Former Potomac resident Matt Donellan is a veteran of the 101st Army Airborne Division who just returned from his second tour in Iraq working in satellite communications, according to his mother Victoria Donellan, who lives in Potomac. "I think it's really important what he did, especially since so few people from around here join the military because it's such an affluent area," Victoria Donellan said. She will spend this Veterans Day on the Mall for the activities taking place there, just as she did while her son was away.

In addition to the comrades and colleagues that veterans make during their days of service, the military is often a family affair as well.

Harris followed his two older brothers into the Navy, signing up in 1943 as soon as he turned 18. The older brothers were chiefs on the USS Melville, a maintenance ship that occasionally traveled across the Atlantic in the same convoys as Harris' destroyer the USS Winslow. "I didn't get to see them all the time but I did get to see them a little bit, even one time over in England."

John and Jill Phillips met while stationed in San Francisco during their time in the army.

"It was a blind date set up by my boss's boss," John Phillips said, "so I had to follow orders." They married six weeks later.

Although Matt Donellan has returned stateside he will not be returning to Potomac. Just before he headed back to Iraq last summer he married a woman in Ft. Campbell, Kenturcky, where the 101st is stationed, and now is settling into life as a husband and stepfather. He is also working toward completing his bachelor's degree in engineering. "These young guys, when they go off to war they change," said Mrs.
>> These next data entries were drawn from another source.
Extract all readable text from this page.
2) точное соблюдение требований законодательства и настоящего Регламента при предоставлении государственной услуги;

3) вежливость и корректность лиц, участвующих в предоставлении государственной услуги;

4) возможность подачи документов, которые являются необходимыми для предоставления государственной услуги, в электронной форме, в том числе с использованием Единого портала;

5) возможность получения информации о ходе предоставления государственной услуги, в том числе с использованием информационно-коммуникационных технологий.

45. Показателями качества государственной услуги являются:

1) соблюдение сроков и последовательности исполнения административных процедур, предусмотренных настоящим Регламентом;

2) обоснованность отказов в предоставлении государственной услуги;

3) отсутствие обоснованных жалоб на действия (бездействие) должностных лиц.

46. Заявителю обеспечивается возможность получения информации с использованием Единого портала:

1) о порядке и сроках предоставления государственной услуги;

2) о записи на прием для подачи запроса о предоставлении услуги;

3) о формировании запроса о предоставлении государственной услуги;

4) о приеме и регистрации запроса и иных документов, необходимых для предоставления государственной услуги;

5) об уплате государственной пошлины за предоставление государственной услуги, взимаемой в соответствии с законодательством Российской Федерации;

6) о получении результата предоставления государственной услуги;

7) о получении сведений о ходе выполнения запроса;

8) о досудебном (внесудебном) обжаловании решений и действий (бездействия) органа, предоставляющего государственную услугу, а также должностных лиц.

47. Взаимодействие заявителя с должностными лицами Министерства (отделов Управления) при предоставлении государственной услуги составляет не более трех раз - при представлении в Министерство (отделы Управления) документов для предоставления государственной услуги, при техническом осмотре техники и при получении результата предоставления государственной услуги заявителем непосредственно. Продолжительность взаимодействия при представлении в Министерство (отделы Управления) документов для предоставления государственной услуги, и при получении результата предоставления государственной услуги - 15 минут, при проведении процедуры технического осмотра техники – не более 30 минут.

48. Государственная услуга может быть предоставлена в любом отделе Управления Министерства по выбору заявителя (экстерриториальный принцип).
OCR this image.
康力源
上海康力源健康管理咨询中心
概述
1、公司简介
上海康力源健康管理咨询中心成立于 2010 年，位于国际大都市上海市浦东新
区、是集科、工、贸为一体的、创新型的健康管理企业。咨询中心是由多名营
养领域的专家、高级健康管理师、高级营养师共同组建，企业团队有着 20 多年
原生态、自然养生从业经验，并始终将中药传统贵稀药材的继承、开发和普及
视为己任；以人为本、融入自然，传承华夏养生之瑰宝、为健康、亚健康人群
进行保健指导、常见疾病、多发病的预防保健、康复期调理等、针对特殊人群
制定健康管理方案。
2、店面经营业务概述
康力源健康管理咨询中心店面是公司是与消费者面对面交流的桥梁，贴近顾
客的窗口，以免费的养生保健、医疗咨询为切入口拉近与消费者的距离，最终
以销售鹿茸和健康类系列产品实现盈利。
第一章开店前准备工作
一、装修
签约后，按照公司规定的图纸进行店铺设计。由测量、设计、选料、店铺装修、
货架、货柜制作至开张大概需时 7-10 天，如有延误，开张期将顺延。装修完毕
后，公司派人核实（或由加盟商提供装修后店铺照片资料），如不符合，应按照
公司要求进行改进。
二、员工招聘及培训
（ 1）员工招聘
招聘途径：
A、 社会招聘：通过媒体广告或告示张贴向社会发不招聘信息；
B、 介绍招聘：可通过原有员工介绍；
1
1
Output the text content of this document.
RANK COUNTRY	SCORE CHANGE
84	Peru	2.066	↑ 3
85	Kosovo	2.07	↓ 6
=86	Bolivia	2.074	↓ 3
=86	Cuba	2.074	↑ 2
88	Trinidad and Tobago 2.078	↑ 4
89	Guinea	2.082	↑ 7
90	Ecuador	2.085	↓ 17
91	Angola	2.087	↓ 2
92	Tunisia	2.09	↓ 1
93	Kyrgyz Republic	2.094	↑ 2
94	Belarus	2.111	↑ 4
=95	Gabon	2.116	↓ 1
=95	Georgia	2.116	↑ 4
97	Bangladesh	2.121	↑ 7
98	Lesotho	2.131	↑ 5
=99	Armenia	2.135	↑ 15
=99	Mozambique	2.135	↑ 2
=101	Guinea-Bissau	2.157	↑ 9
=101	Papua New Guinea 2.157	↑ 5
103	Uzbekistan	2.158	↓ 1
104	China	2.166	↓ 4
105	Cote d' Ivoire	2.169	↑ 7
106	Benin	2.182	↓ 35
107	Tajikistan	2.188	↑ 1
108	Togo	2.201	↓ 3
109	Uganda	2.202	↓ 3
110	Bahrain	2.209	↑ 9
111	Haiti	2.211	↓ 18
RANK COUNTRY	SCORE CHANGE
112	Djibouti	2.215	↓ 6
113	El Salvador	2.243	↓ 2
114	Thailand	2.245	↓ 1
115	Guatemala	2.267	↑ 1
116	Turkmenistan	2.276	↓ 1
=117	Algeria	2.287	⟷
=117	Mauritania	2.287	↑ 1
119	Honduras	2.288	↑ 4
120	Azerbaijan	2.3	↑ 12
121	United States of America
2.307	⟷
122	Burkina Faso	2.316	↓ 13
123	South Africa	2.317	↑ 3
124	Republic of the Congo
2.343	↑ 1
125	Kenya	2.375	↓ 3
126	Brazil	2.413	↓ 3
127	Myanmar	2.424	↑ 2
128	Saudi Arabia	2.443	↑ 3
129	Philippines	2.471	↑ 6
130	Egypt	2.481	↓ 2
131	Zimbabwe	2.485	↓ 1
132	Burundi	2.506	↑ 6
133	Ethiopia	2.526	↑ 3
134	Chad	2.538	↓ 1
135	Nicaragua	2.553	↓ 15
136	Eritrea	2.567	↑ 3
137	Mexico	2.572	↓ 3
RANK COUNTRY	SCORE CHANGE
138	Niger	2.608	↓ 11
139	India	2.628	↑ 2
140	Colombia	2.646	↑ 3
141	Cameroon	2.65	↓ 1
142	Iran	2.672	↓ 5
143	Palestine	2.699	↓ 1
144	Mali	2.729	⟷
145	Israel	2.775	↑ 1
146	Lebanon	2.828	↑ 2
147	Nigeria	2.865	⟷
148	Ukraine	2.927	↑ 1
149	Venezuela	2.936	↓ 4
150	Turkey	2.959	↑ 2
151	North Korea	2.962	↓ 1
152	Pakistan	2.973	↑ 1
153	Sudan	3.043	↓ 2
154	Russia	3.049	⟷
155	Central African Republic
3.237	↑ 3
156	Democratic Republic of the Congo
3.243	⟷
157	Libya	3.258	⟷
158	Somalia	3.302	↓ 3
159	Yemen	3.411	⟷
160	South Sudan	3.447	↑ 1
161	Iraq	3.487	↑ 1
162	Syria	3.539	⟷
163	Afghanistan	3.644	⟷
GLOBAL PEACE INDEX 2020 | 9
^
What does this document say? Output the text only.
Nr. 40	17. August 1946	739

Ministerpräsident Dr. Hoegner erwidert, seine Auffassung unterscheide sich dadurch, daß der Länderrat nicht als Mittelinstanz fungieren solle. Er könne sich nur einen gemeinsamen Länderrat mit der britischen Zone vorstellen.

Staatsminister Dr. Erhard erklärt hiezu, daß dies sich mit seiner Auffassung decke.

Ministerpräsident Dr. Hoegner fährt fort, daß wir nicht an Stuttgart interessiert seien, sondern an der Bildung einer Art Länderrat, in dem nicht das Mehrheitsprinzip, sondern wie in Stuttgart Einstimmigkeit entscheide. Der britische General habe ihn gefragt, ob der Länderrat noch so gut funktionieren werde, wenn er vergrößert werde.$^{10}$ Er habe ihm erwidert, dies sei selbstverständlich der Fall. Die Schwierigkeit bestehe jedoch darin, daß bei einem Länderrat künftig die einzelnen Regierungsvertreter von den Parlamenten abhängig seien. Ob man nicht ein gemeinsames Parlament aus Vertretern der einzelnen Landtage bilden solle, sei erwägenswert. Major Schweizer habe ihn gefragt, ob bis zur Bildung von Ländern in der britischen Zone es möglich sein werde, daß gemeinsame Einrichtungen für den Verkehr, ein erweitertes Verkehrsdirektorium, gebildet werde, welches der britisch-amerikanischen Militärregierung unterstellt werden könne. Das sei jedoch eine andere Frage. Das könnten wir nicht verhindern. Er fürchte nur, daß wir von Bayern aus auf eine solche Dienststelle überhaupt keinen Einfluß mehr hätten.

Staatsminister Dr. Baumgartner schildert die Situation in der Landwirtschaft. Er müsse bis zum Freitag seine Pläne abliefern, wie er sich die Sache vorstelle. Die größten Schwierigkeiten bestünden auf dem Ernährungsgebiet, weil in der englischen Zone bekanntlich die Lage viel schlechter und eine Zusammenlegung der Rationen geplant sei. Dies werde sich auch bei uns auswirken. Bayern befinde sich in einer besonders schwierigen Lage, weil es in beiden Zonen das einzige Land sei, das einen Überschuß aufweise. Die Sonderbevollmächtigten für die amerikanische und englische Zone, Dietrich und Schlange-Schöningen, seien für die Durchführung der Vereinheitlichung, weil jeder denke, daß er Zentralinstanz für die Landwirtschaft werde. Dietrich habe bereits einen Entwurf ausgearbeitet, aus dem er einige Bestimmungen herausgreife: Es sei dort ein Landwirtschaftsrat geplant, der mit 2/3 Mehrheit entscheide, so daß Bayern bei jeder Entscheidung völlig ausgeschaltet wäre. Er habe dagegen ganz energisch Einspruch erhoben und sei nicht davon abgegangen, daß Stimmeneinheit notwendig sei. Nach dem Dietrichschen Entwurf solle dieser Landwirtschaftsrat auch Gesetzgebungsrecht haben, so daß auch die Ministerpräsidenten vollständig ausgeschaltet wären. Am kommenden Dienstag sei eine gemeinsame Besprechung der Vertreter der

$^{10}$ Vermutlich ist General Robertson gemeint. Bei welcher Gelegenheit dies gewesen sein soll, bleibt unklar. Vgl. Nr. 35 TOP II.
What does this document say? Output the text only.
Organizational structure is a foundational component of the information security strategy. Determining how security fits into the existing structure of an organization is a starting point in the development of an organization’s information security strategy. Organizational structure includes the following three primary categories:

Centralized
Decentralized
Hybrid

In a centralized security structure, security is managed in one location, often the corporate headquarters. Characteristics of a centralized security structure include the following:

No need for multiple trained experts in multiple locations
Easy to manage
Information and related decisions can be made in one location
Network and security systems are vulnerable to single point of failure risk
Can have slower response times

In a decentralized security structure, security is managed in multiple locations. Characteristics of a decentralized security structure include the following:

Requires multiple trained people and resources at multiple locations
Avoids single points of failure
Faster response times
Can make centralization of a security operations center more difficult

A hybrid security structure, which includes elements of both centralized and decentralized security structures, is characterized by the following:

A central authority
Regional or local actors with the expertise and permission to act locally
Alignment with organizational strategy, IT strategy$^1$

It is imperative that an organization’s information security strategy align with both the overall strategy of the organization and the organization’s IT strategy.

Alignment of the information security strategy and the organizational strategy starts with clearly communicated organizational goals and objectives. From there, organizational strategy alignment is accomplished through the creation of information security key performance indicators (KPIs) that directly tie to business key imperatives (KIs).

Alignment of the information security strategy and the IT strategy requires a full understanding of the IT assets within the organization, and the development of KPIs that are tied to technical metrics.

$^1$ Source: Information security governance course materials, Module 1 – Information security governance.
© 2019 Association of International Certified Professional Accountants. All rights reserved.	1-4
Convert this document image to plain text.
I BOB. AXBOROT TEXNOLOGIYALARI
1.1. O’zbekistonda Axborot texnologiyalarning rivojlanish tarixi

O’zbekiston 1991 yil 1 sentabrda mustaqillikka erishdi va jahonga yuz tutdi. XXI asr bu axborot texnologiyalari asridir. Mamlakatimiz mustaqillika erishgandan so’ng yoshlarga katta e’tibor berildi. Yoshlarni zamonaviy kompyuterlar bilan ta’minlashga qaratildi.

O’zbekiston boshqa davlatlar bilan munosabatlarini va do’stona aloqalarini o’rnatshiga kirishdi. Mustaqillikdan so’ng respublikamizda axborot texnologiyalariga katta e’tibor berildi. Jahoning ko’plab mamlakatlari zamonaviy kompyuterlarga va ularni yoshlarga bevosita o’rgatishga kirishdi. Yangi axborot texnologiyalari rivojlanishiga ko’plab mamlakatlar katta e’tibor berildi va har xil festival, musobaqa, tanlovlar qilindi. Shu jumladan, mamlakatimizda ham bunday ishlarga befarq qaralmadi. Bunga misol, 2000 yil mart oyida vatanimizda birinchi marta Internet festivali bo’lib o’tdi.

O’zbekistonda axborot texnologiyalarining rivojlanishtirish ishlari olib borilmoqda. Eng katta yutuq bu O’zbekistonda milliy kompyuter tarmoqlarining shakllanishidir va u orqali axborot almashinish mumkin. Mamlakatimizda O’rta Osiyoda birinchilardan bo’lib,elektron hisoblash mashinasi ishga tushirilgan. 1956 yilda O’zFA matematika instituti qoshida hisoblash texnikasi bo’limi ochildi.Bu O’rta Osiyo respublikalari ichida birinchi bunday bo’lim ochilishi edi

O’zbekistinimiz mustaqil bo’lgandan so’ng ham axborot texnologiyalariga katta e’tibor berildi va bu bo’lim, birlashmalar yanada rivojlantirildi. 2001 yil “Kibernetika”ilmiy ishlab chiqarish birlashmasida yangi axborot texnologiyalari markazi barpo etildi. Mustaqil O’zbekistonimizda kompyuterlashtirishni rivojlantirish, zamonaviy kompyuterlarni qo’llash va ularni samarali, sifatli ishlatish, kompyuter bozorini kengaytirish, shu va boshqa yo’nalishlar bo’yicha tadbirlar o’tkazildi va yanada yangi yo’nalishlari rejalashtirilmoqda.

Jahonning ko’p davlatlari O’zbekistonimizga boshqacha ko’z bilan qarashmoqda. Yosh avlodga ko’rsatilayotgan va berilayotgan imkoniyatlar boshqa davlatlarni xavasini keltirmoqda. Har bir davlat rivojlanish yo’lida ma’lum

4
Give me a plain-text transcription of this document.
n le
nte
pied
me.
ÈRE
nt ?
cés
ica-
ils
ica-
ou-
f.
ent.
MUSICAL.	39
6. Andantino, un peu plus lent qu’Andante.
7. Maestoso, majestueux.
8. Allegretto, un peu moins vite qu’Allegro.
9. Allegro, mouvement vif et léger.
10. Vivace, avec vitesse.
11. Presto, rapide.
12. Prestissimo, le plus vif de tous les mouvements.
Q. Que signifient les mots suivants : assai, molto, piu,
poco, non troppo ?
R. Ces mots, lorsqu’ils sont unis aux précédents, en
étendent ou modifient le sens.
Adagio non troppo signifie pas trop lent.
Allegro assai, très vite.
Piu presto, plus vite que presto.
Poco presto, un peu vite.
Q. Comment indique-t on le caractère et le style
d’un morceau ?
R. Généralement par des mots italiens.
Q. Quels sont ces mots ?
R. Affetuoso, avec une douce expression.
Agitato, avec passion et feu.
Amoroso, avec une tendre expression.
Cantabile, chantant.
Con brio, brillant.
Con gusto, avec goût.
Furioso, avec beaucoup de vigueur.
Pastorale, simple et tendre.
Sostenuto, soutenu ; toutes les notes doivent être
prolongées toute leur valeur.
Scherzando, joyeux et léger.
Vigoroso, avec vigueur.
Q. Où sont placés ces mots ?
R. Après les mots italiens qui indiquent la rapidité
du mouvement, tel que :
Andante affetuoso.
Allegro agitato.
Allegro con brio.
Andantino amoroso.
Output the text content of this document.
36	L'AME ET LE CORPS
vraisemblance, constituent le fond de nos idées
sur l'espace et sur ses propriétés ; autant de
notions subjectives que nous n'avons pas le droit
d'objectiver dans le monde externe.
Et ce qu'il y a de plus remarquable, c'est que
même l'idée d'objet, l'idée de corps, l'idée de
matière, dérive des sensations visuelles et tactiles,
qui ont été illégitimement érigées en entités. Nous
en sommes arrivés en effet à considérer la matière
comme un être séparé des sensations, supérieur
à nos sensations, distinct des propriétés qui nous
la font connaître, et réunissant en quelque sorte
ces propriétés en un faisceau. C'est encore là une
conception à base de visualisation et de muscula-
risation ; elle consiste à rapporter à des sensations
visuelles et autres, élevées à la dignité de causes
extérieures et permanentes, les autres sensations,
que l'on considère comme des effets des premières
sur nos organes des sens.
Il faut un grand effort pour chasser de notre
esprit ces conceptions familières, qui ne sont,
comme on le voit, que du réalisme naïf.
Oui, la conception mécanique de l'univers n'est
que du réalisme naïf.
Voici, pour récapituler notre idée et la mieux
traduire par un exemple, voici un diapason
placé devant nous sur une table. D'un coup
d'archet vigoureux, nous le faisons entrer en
Donellan. "They grow up so quickly."

As Veterans Day approaches, memories and emotions are stirred. “We are very proud to have served our country in the military,” Jill Phillips said of herself and her husband.  “It has instilled pride and a sense of civic duty in ourselves and in our children and we just think it's important for people to serve their country at least in some way.”

Danny Harris echoed similar sentiments. "I love this country and I love the flag and that's what we fought for."